Though evidently prepared to admit the general eastward trend of plants in the Pacific, Dr. Hillebrand (p. xxviii) puts forward in the case of the ferns the startling view that originally spores of a few simple species have been diffused over various countries and that they have there evolved on parallel lines “predetermined by the structure of the original immigrant” a series of higher forms, so that the same form might have been produced in two widely distant localities, as, for instance, in Ceylon and Hawaii. The editor, Mr. W. F. Hillebrand, gives good reasons for his belief that this does not represent the matured opinion of the author. It is, however, worth noting in this connection that Dr. Karl Mueller has advanced a similar view with respect to the lower orders of plants. (See a translation of his paper in Trans. and Proc. N. Z. Inst. Vol. 25.) Bearing in mind the known capacity of ferns for dispersal by the winds, an hypothesis of this kind, even if established, seems scarcely needed in the study of fern-dispersal.

It is probable that many of the ferns and lycopods reached Hawaii directly and not through South Polynesia. The mountain-ferns of this group could hardly have been received by that route, since, as is shown below, they do not as a rule occur in that region.

Some other interesting relations present themselves in connection with the Hawaiian ferns and lycopods when we consider the distribution of its non-endemic species in the other two groups of Fiji and Tahiti. Out of these species, some eighty in all, not more than half are common to all three groups, and about two dozen have not been found either in Fiji or in Tahiti. Of these last quite half are mountain species in Hawaii, having their station at elevations exceeding those of the highest districts of Fiji and of the several islands of the Tahitian area, excepting the limited region comprised in the uplands of Tahiti itself.

A glance at the list, given in [Note 65] of some of the mountain ferns of Hawaii not recorded from Fiji and Tahiti will show that these species are very widely distributed. Ferns and lycopods found in the Himalayas and in the Andes meet on the higher slopes of the lofty mountains of Hawaii and in no other of the less elevated island-groups of the open Pacific. This distribution of the vascular cryptogams thus foreshadows a principle that will come into prominence in the case of the flowering plants, namely, that difference in elevation has been an important factor in determining some of the contrasts between the Hawaiian, Fijian, and Tahitian floras. The contrasts here implied are those connected with the climatic conditions of station, since several plants of temperate regions, such as Aspidium filix mas, Asplenium trichomanes, Asplenium adiantum nigrum, &c., that are at home in the highlands of Hawaii, do not occur in either Fiji or Tahiti.

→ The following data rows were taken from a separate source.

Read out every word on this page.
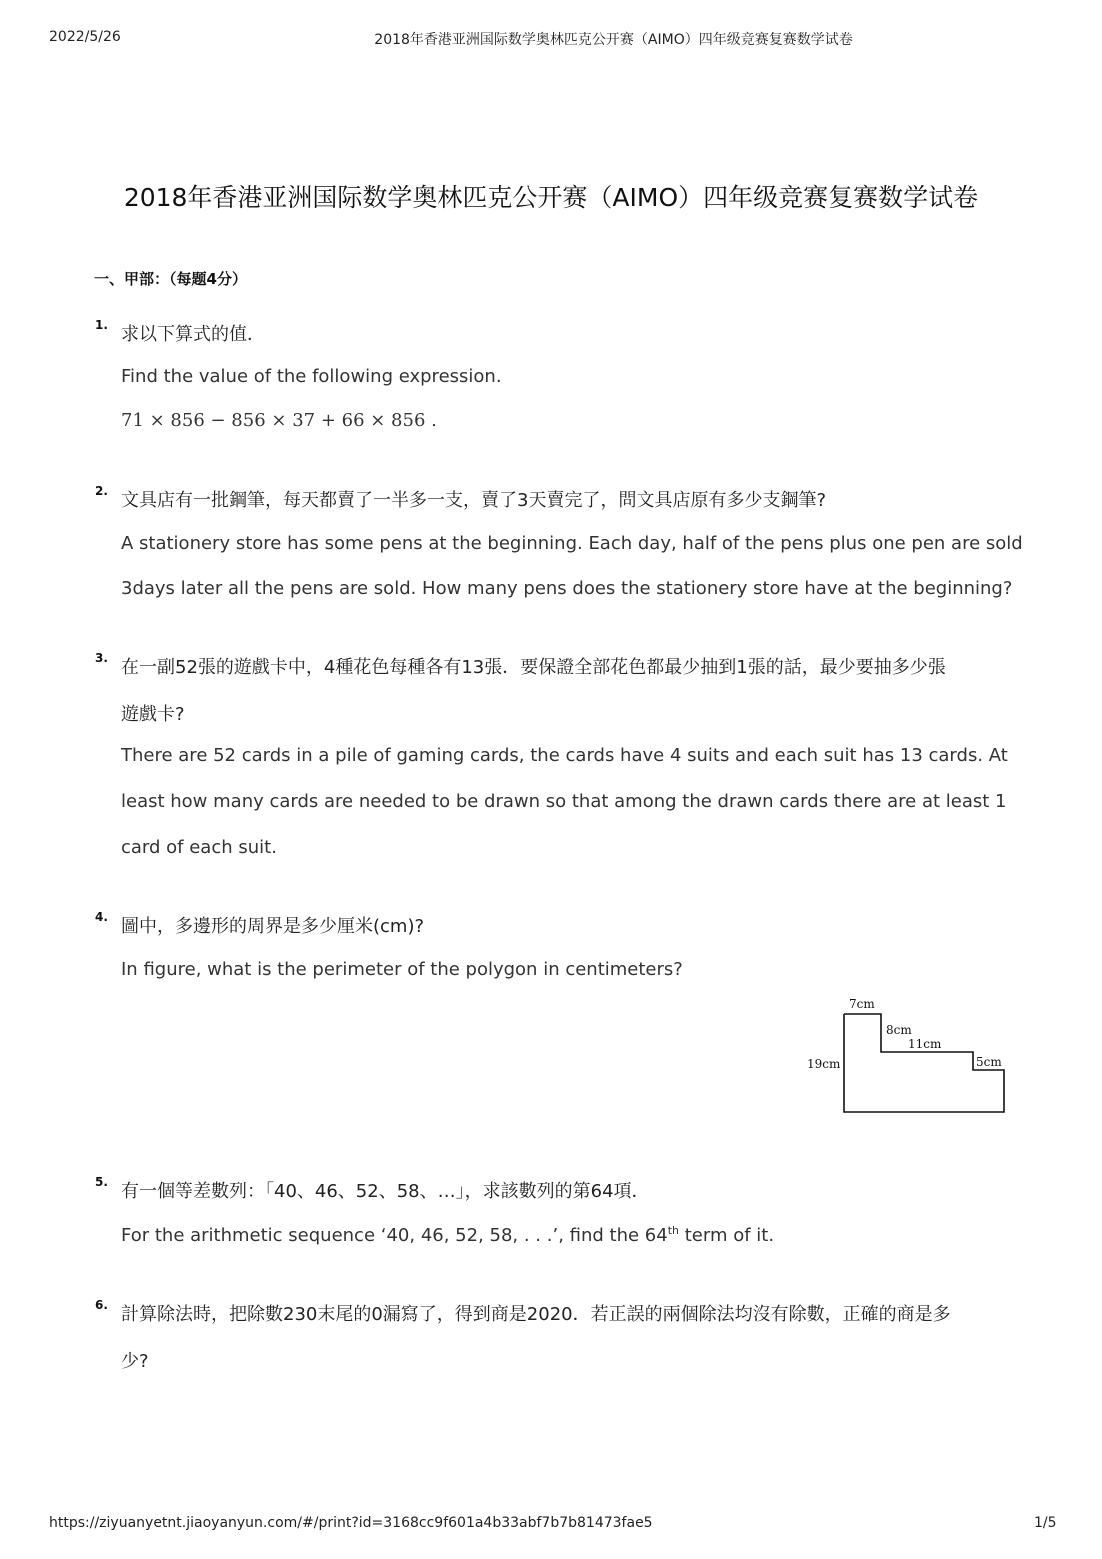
2022/5/26	2018年香港亚洲国际数学奥林匹克公开赛（AIMO）四年级竞赛复赛数学试卷
2018年香港亚洲国际数学奥林匹克公开赛（AIMO）四年级竞赛复赛数学试卷
一、甲部：（每题4分）
1. 求以下算式的值．
Find the value of the following expression.
71 × 856 − 856 × 37 + 66 × 856 .
2. 文具店有一批鋼筆，每天都賣了一半多一支，賣了3天賣完了，問文具店原有多少支鋼筆?
A stationery store has some pens at the beginning. Each day, half of the pens plus one pen are sold
3days later all the pens are sold. How many pens does the stationery store have at the beginning?
3. 在一副52張的遊戲卡中，4種花色每種各有13張．要保證全部花色都最少抽到1張的話，最少要抽多少張
遊戲卡?
There are 52 cards in a pile of gaming cards, the cards have 4 suits and each suit has 13 cards. At
least how many cards are needed to be drawn so that among the drawn cards there are at least 1
card of each suit.
4. 圖中，多邊形的周界是多少厘米(cm)?
In figure, what is the perimeter of the polygon in centimeters?
7cm
8cm
11cm
5cm
19cm
5. 有一個等差數列：「40、46、52、58、…」，求該數列的第64項．
For the arithmetic sequence ‘40, 46, 52, 58, . . .’, find the 64th term of it.
6. 計算除法時，把除數230末尾的0漏寫了，得到商是2020．若正誤的兩個除法均沒有除數，正確的商是多
少?
https://ziyuanyetnt.jiaoyanyun.com/#/print?id=3168cc9f601a4b33abf7b7b81473fae5	1/5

We can infer that widely ranging ferns and lycopods have been dispersed over the oceanic groups of the tropical Pacific with a fair degree of uniformity, and that any marked contrasts in their distribution may be attributed to considerable differences in the altitude of the islands.

In appreciating such a conclusion, and in dealing with apparent exceptions to the rule, the relation between the vertical range of a species and its lateral distribution has to be considered. We find, for instance, that whilst the Common Bracken (Pteris aquilina) is a mountain plant in Hawaii, it occurs also in Fiji and Tahiti. Since, however, it is found all over the temperate and tropical regions, and has a vertical range in Hawaii of from 800 to 8,000 feet, any difficulty in this respect is thus explained. Aspidium aculeatum, a characteristic fern of temperate latitudes, seems at first to present a difficulty, which, however, proves to be more apparent than real. Whilst it has been recorded from Hawaii at heights of 6,000 to 9,000 feet, and from Tahiti at 4,000 feet, it has also been found in Fiji and Samoa; but since it was not collected by Seemann in Fiji, it can scarcely be common, and Horne seems only to have obtained it from the tops of mountains in Vanua Levu at an elevation of 1,800 feet.